Wednesday, 14 February 2018

Our Top 50 Favourite Crossroads Characters - 9: Barbara Brady/Hunter

Barbara Brady (Hunter from 1980), played by Sue Lloyd, was one of the classiest, loveliest and most compassionate Crossroads characters it was ever our good fortune to see on-screen. Novelist Barbara arrived in King's Oak in 1979 as housekeeper to American psychiatrist Lloyd Munroe. And we were soon suspicious of her. Well, she was a complete unknown in the neighbourhood, and she kept asking Lloyd odd questions... was she out to poison him or something?

We did wonder.

But all was happily resolved - Barbara was simply posing as a housekeeper. She was actually a novelist and was researching a new book, undercover. Why? I forget, but it all made sense at the time.

Barbara wrote novels under the pseudonym of Eleanor Ruskin.

She quickly attracted the attention of two local eligible men - Dr Farnham, of the King's Oak group practice, and David Hunter, of the Crossroads Motel.

In 1980, Barbara became engaged to David but, on the night of their engagement party, he was shot in the motel office by his deranged ex-wife Rosemary.

David survived, and married Barbara a couple of months later.

But plain sailing things weren't.

The couple rented the Old Coach House in the village and began married life, but their tranquility was shattered by the shock news that David was not Chris Hunter's biological father. David's attitudes began to change - he wanted to sell the motel with no regard for Meg, for instance, and Barbara felt alienated from him. And then there was the intervention of Jimmy Corbett - who was romantically interested in Barbara. But don't let's mention him. By late 1981, the couple were planning to separate.

But then the motel burned down.

In the wake of the catastrophe, Barbara and David reunited and their marriage was saved.

Barbara had always been a "people person" - she found herself caught up in the strange saga of Eddie Lee in 1980, a man serving time for a murder committed by a woman he loved. This served as inspiration for an  Eleanor Ruskin novel.

In late 1981, Barbara took on young working class Carole Sands as housekeeper at the Old Coach House. Barbara had a lively social conscience and was painfully aware that Carole did not come from a moneyed background. But Carole caused Barbara much trouble by telling the police about her involvement with the aforementioned Mr Lee. Oh dear.

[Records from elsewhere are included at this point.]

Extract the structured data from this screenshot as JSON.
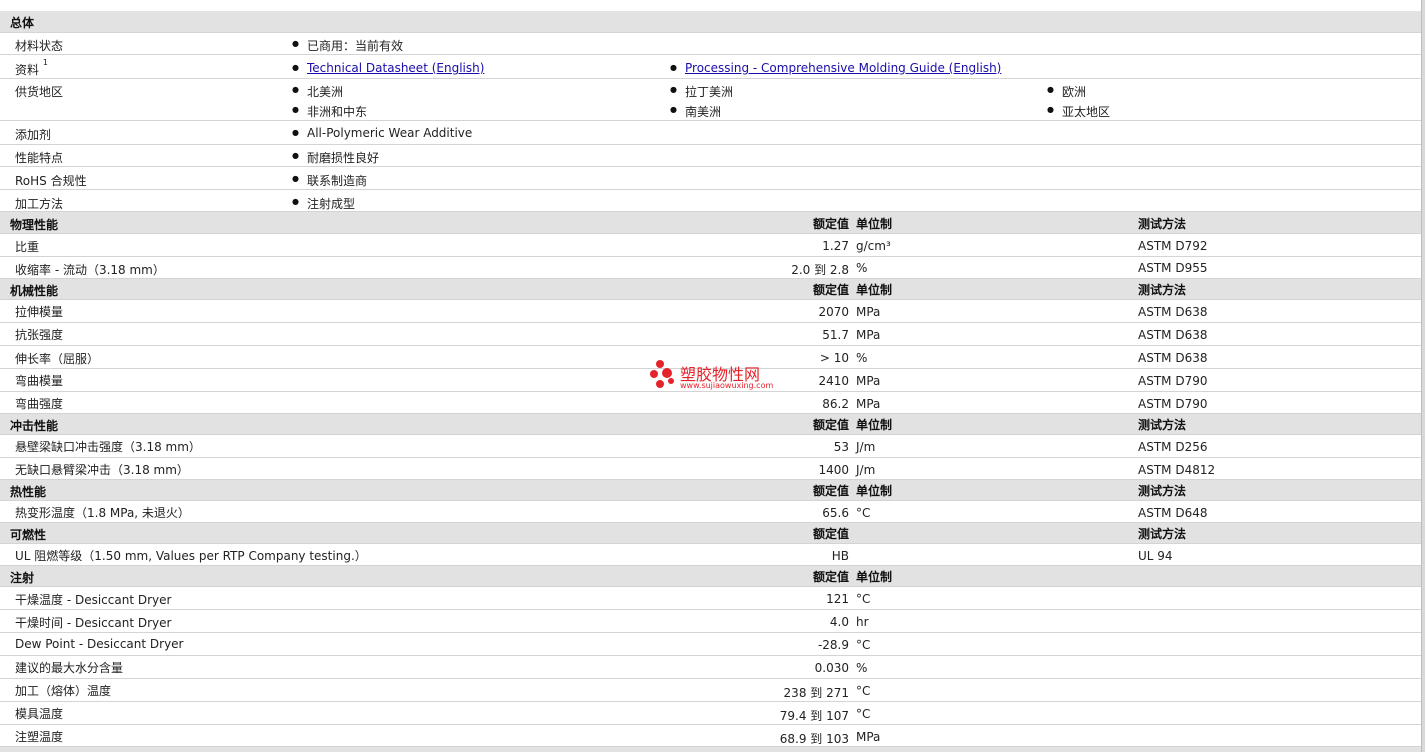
{
  "sections": {
    "general": {
      "title": "总体",
      "material_status": {
        "label": "材料状态",
        "value": "已商用：当前有效"
      },
      "documents": {
        "label": "资料",
        "footnote": "1",
        "link1": "Technical Datasheet (English)",
        "link2": "Processing - Comprehensive Molding Guide (English)"
      },
      "availability": {
        "label": "供货地区",
        "regions": [
          "北美洲",
          "拉丁美洲",
          "欧洲",
          "非洲和中东",
          "南美洲",
          "亚太地区"
        ]
      },
      "additive": {
        "label": "添加剂",
        "value": "All-Polymeric Wear Additive"
      },
      "features": {
        "label": "性能特点",
        "value": "耐磨损性良好"
      },
      "rohs": {
        "label": "RoHS 合规性",
        "value": "联系制造商"
      },
      "processing_method": {
        "label": "加工方法",
        "value": "注射成型"
      }
    },
    "physical": {
      "title": "物理性能",
      "nominal": "额定值",
      "unit": "单位制",
      "test": "测试方法",
      "rows": [
        {
          "label": "比重",
          "value": "1.27",
          "unit": "g/cm³",
          "test": "ASTM D792"
        },
        {
          "label": "收缩率  - 流动（3.18 mm）",
          "value": "2.0 到  2.8",
          "unit": "%",
          "test": "ASTM D955"
        }
      ]
    },
    "mechanical": {
      "title": "机械性能",
      "nominal": "额定值",
      "unit": "单位制",
      "test": "测试方法",
      "rows": [
        {
          "label": "拉伸模量",
          "value": "2070",
          "unit": "MPa",
          "test": "ASTM D638"
        },
        {
          "label": "抗张强度",
          "value": "51.7",
          "unit": "MPa",
          "test": "ASTM D638"
        },
        {
          "label": "伸长率（屈服）",
          "value": "> 10",
          "unit": "%",
          "test": "ASTM D638"
        },
        {
          "label": "弯曲模量",
          "value": "2410",
          "unit": "MPa",
          "test": "ASTM D790"
        },
        {
          "label": "弯曲强度",
          "value": "86.2",
          "unit": "MPa",
          "test": "ASTM D790"
        }
      ]
    },
    "impact": {
      "title": "冲击性能",
      "nominal": "额定值",
      "unit": "单位制",
      "test": "测试方法",
      "rows": [
        {
          "label": "悬壁梁缺口冲击强度（3.18 mm）",
          "value": "53",
          "unit": "J/m",
          "test": "ASTM D256"
        },
        {
          "label": "无缺口悬臂梁冲击（3.18 mm）",
          "value": "1400",
          "unit": "J/m",
          "test": "ASTM D4812"
        }
      ]
    },
    "thermal": {
      "title": "热性能",
      "nominal": "额定值",
      "unit": "单位制",
      "test": "测试方法",
      "rows": [
        {
          "label": "热变形温度（1.8 MPa, 未退火）",
          "value": "65.6",
          "unit": "°C",
          "test": "ASTM D648"
        }
      ]
    },
    "flammability": {
      "title": "可燃性",
      "nominal": "额定值",
      "test": "测试方法",
      "rows": [
        {
          "label": "UL 阻燃等级（1.50 mm, Values per RTP Company testing.）",
          "value": "HB",
          "test": "UL 94"
        }
      ]
    },
    "injection": {
      "title": "注射",
      "nominal": "额定值",
      "unit": "单位制",
      "rows": [
        {
          "label": "干燥温度  - Desiccant Dryer",
          "value": "121",
          "unit": "°C"
        },
        {
          "label": "干燥时间  - Desiccant Dryer",
          "value": "4.0",
          "unit": "hr"
        },
        {
          "label": "Dew Point - Desiccant Dryer",
          "value": "-28.9",
          "unit": "°C"
        },
        {
          "label": "建议的最大水分含量",
          "value": "0.030",
          "unit": "%"
        },
        {
          "label": "加工（熔体）温度",
          "value": "238 到  271",
          "unit": "°C"
        },
        {
          "label": "模具温度",
          "value": "79.4 到  107",
          "unit": "°C"
        },
        {
          "label": "注塑温度",
          "value": "68.9 到  103",
          "unit": "MPa"
        }
      ]
    }
  },
  "watermark": {
    "text": "塑胶物性网",
    "url": "www.sujiaowuxing.com"
  },
  "colors": {
    "section_bg": "#e2e2e2",
    "link": "#1a0dab",
    "watermark": "#e5232b"
  }
}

Barbara marched on through the early-to-mid 1980s, kindly, stylish and beautiful.

When David's old love Kate Hamilton turned up in 1982 in the middle of a crisis, Barbara became jealous and briefly left David. But the rift was soon healed and Barbara did all she could to help Kate.

She was interested in Benny Hawkins's sudden outbreak of ESP and conducted some tests with him, becoming convinced he was very gifted.

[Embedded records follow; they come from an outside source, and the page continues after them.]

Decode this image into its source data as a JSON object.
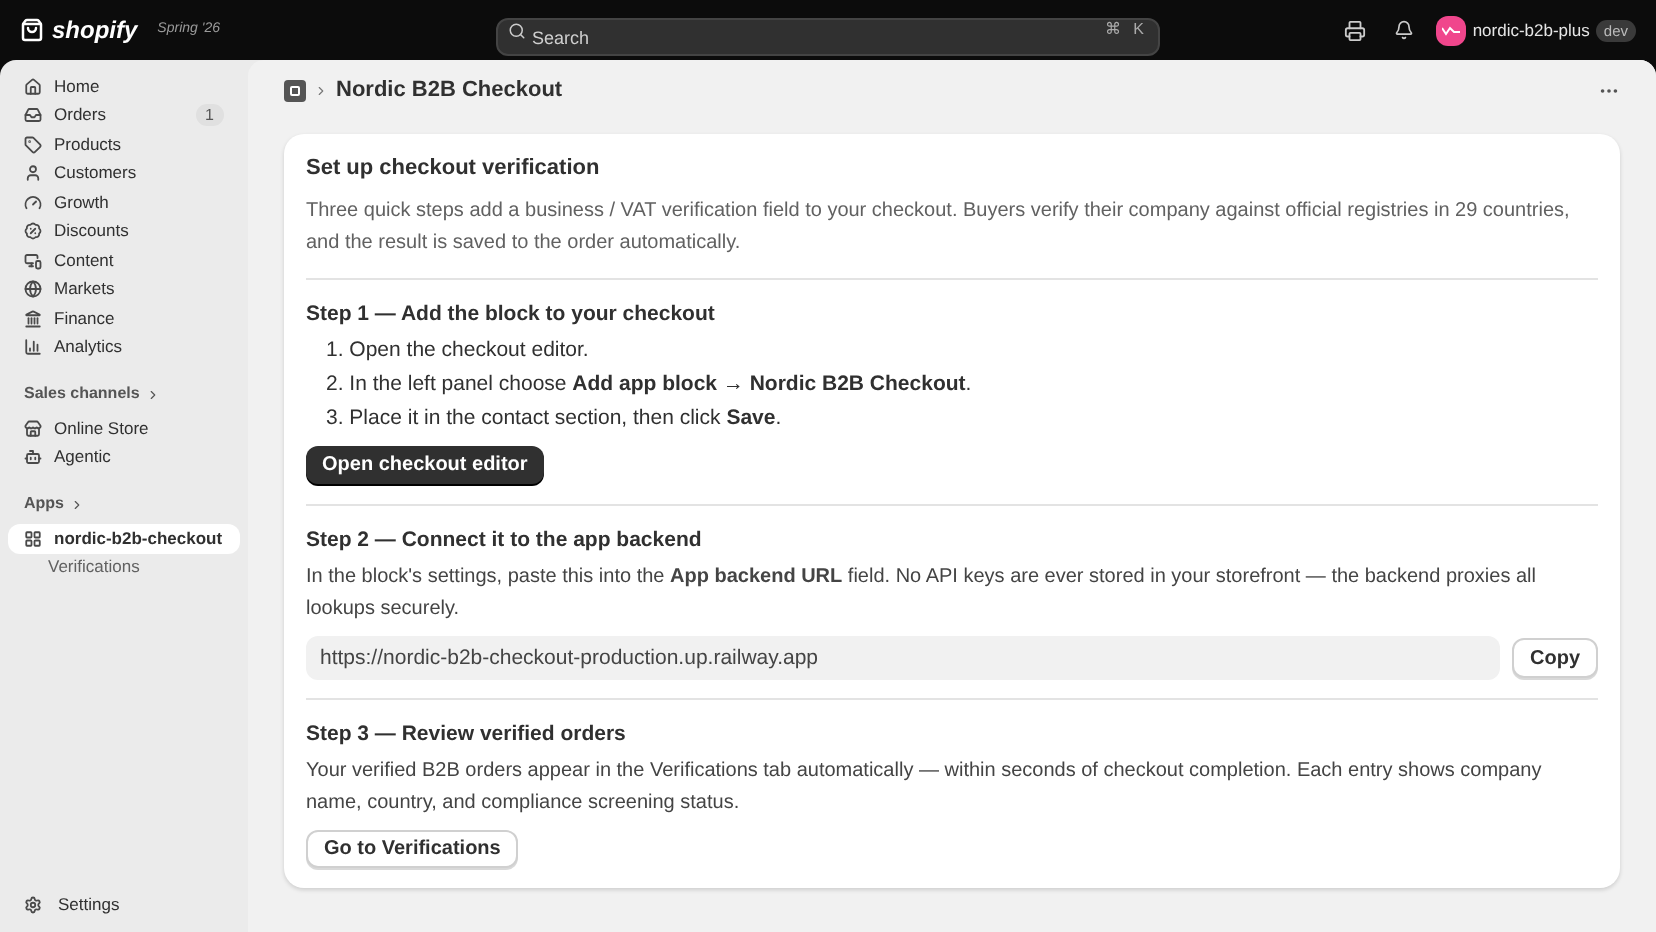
{
  "topbar": {
    "logo": "shopify",
    "edition": "Spring '26",
    "search": {
      "placeholder": "Search"
    },
    "shortcut": [
      "⌘",
      "K"
    ],
    "store": {
      "name": "nordic-b2b-plus",
      "badge": "dev"
    }
  },
  "sidebar": {
    "items": [
      {
        "label": "Home",
        "selected": false
      },
      {
        "label": "Orders",
        "badge": "1",
        "selected": false
      },
      {
        "label": "Products",
        "selected": false
      },
      {
        "label": "Customers",
        "selected": false
      },
      {
        "label": "Growth",
        "selected": false
      },
      {
        "label": "Discounts",
        "selected": false
      },
      {
        "label": "Content",
        "selected": false
      },
      {
        "label": "Markets",
        "selected": false
      },
      {
        "label": "Finance",
        "selected": false
      },
      {
        "label": "Analytics",
        "selected": false
      }
    ],
    "sections": [
      {
        "title": "Sales channels",
        "items": [
          {
            "label": "Online Store",
            "selected": false
          },
          {
            "label": "Agentic",
            "selected": false
          }
        ]
      },
      {
        "title": "Apps",
        "items": [
          {
            "label": "nordic-b2b-checkout",
            "selected": true,
            "children": [
              {
                "label": "Verifications",
                "selected": false
              }
            ]
          }
        ]
      }
    ],
    "footer": {
      "label": "Settings",
      "selected": false
    }
  },
  "page": {
    "title": "Nordic B2B Checkout"
  },
  "card": {
    "title": "Set up checkout verification",
    "intro": "Three quick steps add a business / VAT verification field to your checkout. Buyers verify their company against official registries in 29 countries, and the result is saved to the order automatically.",
    "steps": [
      {
        "kind": "list",
        "title": "Step 1 — Add the block to your checkout",
        "items": [
          "1. Open the checkout editor.",
          "2. In the left panel choose **Add app block → Nordic B2B Checkout**.",
          "3. Place it in the contact section, then click **Save**."
        ],
        "button": {
          "label": "Open checkout editor",
          "kind": "primary"
        }
      },
      {
        "kind": "copy",
        "title": "Step 2 — Connect it to the app backend",
        "text": "In the block's settings, paste this into the **App backend URL** field. No API keys are ever stored in your storefront — the backend proxies all lookups securely.",
        "url": "https://nordic-b2b-checkout-production.up.railway.app",
        "copy": "Copy"
      },
      {
        "kind": "text",
        "title": "Step 3 — Review verified orders",
        "text": "Your verified B2B orders appear in the Verifications tab automatically — within seconds of checkout completion. Each entry shows company name, country, and compliance screening status.",
        "button": {
          "label": "Go to Verifications",
          "kind": "secondary"
        }
      }
    ]
  }
}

She took in poor old tramp Horace Jackman - 'Jacko' - whilst researching material for a new book - and became a concerned and sympathetic listener to the tale of the death of his son - and how 'Jacko' blamed himself for it.

She and David moved out of the coach house and into the motel living accommodation, but although Barbara was on the premises and participated in the running of the business, she was never another Meg. Her work as an author remained important to her.

Her brother Douglas Brady paid a couple of visits to King's Oak and Barbara was dutiful towards him, but he always caused trouble and heartache.

However, things with David were good.

Then, in 1984, the serpent entered paradise.

And David went right off the rails and into the arms of his ex-love Sarah Alexander, who simply walked into the sitting room and within minutes was engaged in a passionate embrace with him.

Sarah became pregnant. And she wanted David as well as the baby.


Barbara was on the point of leaving David when David finally made the decision to stay with her. But the pull of the child was strong as 1985 came in. Sarah remained adamant that David would have no part in its life.


David almost returned to his compulsive gambling habit of years before, but Barbara stuck with him.


T
hey went for a walk. They talked about their relationship - and Barbara's six years in King's Oak.


And they decided to start afresh elsewhere.


One of Barbara's final acts at Crossroads was just so typical of her: she put in a good word for Benny Hawkins with incoming manager Nicola Freeman.


Barbara and David were greatly missed. But I must confess to thoroughly enjoying what was to follow.


However, Barbara's golden era as Mrs Hunter/Miss Ruskin, motel executive and author, remains etched in my mind as one of the show's many high points.


If only we could have had Nicola Freeman AND the Hunters!